Searching for Equality: Jessica Pinsky at BAYarts
“Weaving represents the inherent geometry of life and by stressing, cutting and manipulating this geometry, I constantly challenge and question this reality.” – Jessica Pinsky
As I looked at Jessica Pinsky’s stunning weavings in the Sullivan Family gallery at BAYArts, I kept thinking about Greek mythology. Several stories from antiquity include weaving as a motif, but today I’m thinking about Philomela – a woman who was raped by her brother-in-law, who then cut out her tongue so she couldn’t tell anyone what happened. But the courageous Philomela would not be silenced – she wove a tapestry telling the tale and sent it to her sister. Oblivious to what was considered “womens’ work”, the fabric went unnoticed. This story illustrates the power that weaving gave women. Weaving was their voice in a society where womens’ voices were silenced.
I’m not going to suggest that Pinsky’s weavings display some sort narrative, but there is definitely a strong “voice” here.
I’m not surprised to learn that Pinsky started out as a painter, as her grasp of formal elements such as composition and color are readily apparent – but her weavings can do so much more than a static flat painting. They are dimensional, and as they move gently in the breeze of the air conditioning, they seem to take on a life of their own.
The key to truly appreciating this show might be missed by some, but if you read the labels carefully, you can deduce what she means by “Equal” (the exhibition’s title). The label for the piece above reads: Pythagorean, Hand Spun and Commercial Silk with Polyester. I will admit, it wasn’t until I went home and started editing my photos that I “got it” – these are made with part hand-spun high-end silk, and part less expensive store-bought commercial silk.

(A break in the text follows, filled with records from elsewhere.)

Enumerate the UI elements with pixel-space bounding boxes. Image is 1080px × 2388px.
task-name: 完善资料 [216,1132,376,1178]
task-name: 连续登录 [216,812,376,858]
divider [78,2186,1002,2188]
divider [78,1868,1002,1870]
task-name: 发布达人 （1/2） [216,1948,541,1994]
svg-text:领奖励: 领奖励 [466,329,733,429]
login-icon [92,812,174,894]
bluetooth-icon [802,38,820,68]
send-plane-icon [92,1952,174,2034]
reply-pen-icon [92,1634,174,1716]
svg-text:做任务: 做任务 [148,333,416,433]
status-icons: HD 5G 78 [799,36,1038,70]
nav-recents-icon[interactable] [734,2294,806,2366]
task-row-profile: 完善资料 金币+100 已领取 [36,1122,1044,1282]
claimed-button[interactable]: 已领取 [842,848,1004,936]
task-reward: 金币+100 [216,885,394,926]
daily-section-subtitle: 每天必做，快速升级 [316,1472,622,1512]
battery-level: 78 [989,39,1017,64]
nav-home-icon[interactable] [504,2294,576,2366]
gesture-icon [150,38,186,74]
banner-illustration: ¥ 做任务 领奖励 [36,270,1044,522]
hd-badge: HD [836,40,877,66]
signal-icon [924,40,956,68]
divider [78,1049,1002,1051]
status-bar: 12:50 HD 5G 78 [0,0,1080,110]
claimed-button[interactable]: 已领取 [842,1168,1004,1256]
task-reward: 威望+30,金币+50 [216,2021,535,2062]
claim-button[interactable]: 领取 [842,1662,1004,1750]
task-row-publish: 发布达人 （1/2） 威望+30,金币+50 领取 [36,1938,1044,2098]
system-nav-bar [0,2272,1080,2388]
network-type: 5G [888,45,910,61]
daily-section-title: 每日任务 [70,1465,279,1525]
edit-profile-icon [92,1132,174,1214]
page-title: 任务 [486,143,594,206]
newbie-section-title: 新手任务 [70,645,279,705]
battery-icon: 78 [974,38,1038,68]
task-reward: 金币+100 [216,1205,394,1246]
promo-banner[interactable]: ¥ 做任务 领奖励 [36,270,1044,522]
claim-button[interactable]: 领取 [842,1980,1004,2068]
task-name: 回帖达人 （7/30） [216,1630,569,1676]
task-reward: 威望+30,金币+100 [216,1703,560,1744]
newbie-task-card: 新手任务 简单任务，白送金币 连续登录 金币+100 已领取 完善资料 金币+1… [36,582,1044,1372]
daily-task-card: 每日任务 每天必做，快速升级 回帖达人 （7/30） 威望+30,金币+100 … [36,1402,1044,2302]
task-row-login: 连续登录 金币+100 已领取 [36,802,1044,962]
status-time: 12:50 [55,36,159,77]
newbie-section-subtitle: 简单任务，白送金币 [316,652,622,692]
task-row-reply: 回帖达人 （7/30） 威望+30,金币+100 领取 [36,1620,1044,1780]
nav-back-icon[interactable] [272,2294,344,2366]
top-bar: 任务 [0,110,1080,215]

The two are woven together, a balancing act with connotations beyond their formal elements.
Pinsky actively manipulates her materials, pulling and stretching it in places, which results in objects like the one above, titled Nebulous. Hundreds of loops of silk hang limply across the center, flimsily supporting the bottom half. In addition to the literal tension of the threads being tested, there’s a figurative tension created as well, conveyed through the precariousness of her compositions – barely holding together, their components insecurely cling to each other, and while beautiful, I can’t help but feel slightly dubious about their stability (I’m trying very hard not to use the phrase “hanging by a thread”).
As Pinsky explained in a recent article, she is always pushing the boundaries of her materials: “With lots of experimentation I discovered I could make cloth behave very differently with the same basic materials, but changing just a few things about those materials. For example, I can hand spin yarn to be very tight and twist upon itself, or very loose so it hangs without body. This body of work is a simple metaphor about how human beings are made of the same material, but can behave very differently.”
Works like Shadow (above) seem to be actually unraveling before my eyes. The left corner droops limply, as though someone tugged it a little too hard. I’m not sure why, but I can’t help but feel like I’m looking at fragments of fabric from an ancient civilization – survivors.
While the pieces are new, the technology used to create them is certainly not. Pinsky used a 16-harness loom with double backbeams – this and many other looms can be found at the non-profit fabric studio, Praxis, on Waterloo. Pinsky is the executive director of Praxis Fiber Worskhop; she also teaches classes there for Cleveland Institute of Art students (the looms were originally from the CIA Fabric Department, with additions such as the dobby loom donated by Kent State).
The piece in the show that I think best conveys the artist’s intentions is Union (above). First of all, she is able to hang her work around a curved wall, a location rarely utilized in a gallery that primarily shows two-dimensional art. Pinned to this dramatic curve, the material is split in the middle and stretched to its limits – still connected by long strings, but separated in two.
Here one can see the idea of equality being toyed with – two parts, but not equal. The right-hand half has been stitched up – ruched – making it smaller, tighter, and well, just different. This visually makes the piece feel unbalanced, and forces the viewer to ask some tough questions.
Why would the artist do this? Wouldn’t the piece look nicer and more pleasant if both sides lined up nicely? Why do I want them to line up perfectly? While united, they are hardly equal.
In an article for Cool Cleveland, Pinsky explains: “I had been thinking a lot about equality in my own life. I don’t really make a lot of conceptual work. My work is really very formal and very much about color. I thought it would be a nice way to kind of mix the things that were happening in my personal life with the things I make in my studio.” She goes on to explain: “I’m engaged to my partner, who is also a female. So it’s paying attention to how we’re treated as a couple versus how I’ve always been treated with male partners. And then just kind of talking about even though all of the yarn is natural material, like all of the people, just because it’s been treated a little bit differently, it just behaves very differently. I’m trying to make the comparison between the way people are treated and the way the yarn is treated.”
Pinsky’s voice comes across loud and clear in her weavings, like countless women before her from antiquity to the present. Her message is an anxious one, perhaps reflecting the current state of affairs in our nation – a nation ripped in two, barely holding together by a few strings.